I got my first journal when I was in 7th grade from my Great Aunt Ruby. She wrote on the tag "key on back cover" and I thought it said, "key on wrap paper." It was years before I discovered that key inside the back cover. If you had read her writing, you would completely understand!
I began writing in it immediately. I remember that I began my first several entries with "Dear Diary" before realizing that I wasn't really the "Diary" type. It reminded me of a Judy Blume character. I wasn't talking to a book. My journal was between me and Jesus. After that, I just wrote about whatever was on my mind as if no one in particular would ever see it, but I always knew that God knew exactly what those pages said.
In junior high and even high school, I remember writing a lot about boys. I wasn't overtly boy crazy. I didn't date a lot in high school, but my journals from those days definitely tell a story about a girl who liked a few boys but wasn't brave enough to tell them.

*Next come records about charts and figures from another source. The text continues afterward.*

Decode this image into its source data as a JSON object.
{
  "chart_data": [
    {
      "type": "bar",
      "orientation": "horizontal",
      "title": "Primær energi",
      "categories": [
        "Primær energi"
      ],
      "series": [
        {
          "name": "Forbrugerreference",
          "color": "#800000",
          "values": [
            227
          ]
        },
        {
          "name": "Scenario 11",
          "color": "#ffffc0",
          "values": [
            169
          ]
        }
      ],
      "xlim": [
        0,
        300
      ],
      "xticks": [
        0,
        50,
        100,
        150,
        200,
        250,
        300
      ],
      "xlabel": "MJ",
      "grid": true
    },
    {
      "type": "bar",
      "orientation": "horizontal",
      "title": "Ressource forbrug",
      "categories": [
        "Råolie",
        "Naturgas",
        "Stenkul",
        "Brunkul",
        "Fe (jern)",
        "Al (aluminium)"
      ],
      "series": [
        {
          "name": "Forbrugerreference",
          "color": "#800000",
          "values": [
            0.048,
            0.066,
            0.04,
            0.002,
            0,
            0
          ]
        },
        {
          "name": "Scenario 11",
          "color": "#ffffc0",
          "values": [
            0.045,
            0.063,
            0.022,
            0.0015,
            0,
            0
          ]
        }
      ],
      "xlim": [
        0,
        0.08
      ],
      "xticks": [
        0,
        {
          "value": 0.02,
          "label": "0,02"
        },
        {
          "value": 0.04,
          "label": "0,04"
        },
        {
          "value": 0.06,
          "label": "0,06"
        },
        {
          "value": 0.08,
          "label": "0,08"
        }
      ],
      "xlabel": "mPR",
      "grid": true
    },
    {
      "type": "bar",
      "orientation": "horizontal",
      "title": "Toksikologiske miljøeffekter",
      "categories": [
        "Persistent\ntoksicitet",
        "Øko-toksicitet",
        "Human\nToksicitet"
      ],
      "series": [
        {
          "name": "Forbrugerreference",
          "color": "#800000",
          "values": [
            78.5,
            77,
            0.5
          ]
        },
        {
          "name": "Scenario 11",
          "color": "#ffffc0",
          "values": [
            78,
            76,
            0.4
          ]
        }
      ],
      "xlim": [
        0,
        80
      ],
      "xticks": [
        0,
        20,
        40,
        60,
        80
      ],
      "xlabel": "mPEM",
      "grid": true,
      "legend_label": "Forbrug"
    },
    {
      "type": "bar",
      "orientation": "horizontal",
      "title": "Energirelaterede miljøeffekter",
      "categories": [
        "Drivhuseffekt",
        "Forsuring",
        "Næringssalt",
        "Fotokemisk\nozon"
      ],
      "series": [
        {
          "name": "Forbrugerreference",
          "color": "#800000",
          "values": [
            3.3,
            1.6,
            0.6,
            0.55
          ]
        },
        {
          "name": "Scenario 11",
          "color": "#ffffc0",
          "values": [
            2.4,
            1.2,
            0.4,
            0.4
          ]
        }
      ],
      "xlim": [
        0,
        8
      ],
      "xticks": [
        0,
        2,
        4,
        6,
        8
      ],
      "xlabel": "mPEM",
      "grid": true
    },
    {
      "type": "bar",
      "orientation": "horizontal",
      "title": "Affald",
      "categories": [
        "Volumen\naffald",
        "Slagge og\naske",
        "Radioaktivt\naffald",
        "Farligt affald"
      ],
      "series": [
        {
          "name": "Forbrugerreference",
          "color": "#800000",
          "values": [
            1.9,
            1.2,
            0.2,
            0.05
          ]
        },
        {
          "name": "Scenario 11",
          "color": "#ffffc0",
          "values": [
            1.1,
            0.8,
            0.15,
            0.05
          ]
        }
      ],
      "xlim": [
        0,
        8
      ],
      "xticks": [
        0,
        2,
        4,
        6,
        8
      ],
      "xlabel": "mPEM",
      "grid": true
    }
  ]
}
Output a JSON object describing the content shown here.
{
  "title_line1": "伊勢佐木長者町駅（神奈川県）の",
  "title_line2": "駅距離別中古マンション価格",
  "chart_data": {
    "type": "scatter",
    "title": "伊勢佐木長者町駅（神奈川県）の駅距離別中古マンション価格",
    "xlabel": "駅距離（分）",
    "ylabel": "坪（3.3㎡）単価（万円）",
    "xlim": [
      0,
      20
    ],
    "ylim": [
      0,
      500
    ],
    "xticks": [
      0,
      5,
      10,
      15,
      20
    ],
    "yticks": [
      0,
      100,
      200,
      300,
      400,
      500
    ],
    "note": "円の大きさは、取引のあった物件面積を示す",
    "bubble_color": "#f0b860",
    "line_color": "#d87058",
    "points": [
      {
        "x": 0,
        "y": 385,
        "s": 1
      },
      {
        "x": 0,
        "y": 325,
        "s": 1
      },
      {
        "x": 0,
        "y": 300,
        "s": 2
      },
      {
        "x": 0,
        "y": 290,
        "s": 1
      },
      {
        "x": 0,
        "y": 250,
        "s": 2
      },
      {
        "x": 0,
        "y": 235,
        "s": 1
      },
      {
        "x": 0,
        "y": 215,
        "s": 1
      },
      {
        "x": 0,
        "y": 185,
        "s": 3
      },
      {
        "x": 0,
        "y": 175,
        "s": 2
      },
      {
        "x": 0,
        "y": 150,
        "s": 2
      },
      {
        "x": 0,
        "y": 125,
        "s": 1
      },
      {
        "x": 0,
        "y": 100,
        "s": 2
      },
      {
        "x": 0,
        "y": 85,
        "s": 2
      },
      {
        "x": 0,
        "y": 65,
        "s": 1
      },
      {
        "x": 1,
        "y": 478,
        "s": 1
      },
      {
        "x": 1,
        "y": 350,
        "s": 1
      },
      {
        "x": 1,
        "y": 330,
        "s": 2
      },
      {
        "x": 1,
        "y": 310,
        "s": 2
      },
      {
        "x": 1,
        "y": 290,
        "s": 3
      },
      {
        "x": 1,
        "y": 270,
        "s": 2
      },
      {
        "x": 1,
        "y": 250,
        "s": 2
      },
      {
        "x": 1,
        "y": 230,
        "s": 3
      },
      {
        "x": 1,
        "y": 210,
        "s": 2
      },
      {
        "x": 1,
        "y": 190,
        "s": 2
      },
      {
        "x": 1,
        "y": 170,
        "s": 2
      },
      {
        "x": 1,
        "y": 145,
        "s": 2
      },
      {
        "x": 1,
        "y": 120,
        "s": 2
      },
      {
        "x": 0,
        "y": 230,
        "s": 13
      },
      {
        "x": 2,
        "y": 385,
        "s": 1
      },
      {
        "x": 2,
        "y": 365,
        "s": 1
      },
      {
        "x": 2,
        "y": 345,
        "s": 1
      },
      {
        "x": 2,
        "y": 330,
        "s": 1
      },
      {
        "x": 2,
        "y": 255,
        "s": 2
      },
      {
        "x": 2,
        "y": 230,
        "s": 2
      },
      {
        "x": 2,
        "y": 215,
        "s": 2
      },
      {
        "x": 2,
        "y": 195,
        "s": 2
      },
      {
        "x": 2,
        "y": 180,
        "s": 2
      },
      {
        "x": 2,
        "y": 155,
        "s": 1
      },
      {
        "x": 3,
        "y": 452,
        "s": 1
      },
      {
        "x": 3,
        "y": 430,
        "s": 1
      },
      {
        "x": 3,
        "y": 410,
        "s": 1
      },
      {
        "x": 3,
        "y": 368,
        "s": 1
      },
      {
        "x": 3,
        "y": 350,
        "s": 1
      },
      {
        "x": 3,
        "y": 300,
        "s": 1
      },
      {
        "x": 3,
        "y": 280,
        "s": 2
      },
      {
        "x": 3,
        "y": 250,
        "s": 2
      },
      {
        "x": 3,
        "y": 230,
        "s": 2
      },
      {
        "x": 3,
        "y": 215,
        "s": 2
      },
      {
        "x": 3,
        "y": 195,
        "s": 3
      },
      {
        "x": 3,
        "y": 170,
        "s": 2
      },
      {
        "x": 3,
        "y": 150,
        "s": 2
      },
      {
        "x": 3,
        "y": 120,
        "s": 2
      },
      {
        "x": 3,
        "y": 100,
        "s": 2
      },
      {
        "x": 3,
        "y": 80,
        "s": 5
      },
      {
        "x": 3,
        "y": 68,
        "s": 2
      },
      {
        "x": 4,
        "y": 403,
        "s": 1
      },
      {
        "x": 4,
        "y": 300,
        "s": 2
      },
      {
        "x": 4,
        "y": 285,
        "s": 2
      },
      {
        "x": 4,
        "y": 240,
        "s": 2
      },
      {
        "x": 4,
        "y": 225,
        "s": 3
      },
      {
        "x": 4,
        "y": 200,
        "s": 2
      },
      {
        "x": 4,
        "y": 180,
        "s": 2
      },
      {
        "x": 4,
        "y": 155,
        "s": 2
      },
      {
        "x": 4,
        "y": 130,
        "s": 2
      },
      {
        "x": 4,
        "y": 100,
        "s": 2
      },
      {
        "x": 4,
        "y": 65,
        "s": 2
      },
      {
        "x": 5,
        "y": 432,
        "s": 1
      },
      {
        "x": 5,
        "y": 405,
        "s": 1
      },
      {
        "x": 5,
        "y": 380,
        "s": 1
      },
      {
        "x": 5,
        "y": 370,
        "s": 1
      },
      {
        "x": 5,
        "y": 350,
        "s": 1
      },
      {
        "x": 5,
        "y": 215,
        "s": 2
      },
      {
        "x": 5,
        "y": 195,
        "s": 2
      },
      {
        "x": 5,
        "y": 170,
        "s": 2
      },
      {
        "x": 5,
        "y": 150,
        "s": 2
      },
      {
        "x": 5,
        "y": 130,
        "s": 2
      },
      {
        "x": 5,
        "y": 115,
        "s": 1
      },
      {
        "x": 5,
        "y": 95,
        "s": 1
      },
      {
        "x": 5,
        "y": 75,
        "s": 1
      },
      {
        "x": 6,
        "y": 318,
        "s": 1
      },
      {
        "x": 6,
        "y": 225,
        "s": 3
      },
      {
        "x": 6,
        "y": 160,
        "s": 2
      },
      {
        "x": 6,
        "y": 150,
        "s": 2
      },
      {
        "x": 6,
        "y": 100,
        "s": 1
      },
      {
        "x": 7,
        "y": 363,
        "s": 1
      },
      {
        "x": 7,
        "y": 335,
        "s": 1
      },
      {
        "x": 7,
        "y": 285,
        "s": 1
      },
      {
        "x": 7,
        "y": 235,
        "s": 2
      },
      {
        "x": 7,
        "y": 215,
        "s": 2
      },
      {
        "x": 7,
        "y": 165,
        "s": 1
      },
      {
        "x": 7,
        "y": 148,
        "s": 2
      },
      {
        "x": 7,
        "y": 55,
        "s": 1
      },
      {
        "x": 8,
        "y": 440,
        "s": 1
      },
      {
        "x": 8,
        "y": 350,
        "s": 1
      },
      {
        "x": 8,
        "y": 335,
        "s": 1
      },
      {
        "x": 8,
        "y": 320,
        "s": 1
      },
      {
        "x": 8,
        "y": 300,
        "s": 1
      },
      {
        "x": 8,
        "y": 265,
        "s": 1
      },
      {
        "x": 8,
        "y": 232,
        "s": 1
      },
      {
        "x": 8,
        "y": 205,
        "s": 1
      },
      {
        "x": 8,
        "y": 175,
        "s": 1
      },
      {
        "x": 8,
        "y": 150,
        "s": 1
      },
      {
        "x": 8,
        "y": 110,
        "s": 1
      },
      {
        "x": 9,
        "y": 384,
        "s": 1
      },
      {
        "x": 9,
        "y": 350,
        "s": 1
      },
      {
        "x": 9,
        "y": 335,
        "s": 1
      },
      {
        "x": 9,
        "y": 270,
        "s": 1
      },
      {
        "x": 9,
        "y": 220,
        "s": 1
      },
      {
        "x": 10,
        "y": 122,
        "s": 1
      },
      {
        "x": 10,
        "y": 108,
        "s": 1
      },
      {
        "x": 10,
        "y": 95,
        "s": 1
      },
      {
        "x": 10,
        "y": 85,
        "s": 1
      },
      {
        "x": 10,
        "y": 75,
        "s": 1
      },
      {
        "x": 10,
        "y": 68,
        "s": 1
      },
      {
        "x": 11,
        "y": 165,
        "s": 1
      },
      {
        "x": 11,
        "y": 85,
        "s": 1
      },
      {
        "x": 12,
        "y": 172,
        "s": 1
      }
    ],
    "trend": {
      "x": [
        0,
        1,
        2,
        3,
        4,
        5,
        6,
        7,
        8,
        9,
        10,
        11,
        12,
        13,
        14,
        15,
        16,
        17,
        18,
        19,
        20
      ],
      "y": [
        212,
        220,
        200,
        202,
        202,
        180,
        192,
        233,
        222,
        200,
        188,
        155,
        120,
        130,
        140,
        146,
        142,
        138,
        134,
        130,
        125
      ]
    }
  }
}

My first date is in my high school journal. My first big break-up. The story of a failed scholarship audition followed by a couple much more successful auditions. Prom. Graduation. Parties. I loved high school, and my journal certainly reflects that.
I was thinking about this today and how my journal has changed since then. While I wrote about what God was doing in my life in high school, I spent a lot more time writing about my faith in college. Since college, my faith journey is what the words on my journal pages reflects most of the time. I am glad for that.
My journals contain talks with God. Poems I've written. Scripture which spoke to me and on which I meditated. Stories of our lives. Ups. Downs. Prayer requests. Praises. Confessions. All the drama that is in my head. My journal is my story. It speaks volumes. It speaks private thoughts that I have shared with no one. I use it to work out the hard stuff, to remind me of the tough stuff that God walked me through, that He carried me through. Reading old entries is good for me.
My journals are the story of God in my life.
There are holes in my journals, long periods of time when I didn't write anything. Life got in the way. Babies. Major moves. Spiritually dry times. Times when I didn't connect with God daily.
Those holes speak volumes too. They speak of how God sought me out and always brought me back. He not only accepted me, but He gathered me from afar when needed. He sought me out like every Good Shepherd does.
Some day, I hope that my children enjoy this story of God in my life. I hope they read the struggles and the pain and the praises and the joy with every emotion that I felt as I wrote them. I hope they see a few tears in the smeared ink. I hope they hear the laughter as I tell of the times that God moved in glorious ways. I hope that someone, someday is completely blessed by what God has done in my humble journey and that they realize what I most want them to know from reading those pages...We've all been there. We are not alone. We all hurt. We all get blessed. We all have a story.
For now, it is my story, and I will keep it to myself.
How about you? Do you tell your story somewhere? Do you blog? Journal? I know it isn't for everyone, but try it. It is amazing what God can do through something so very, very simple.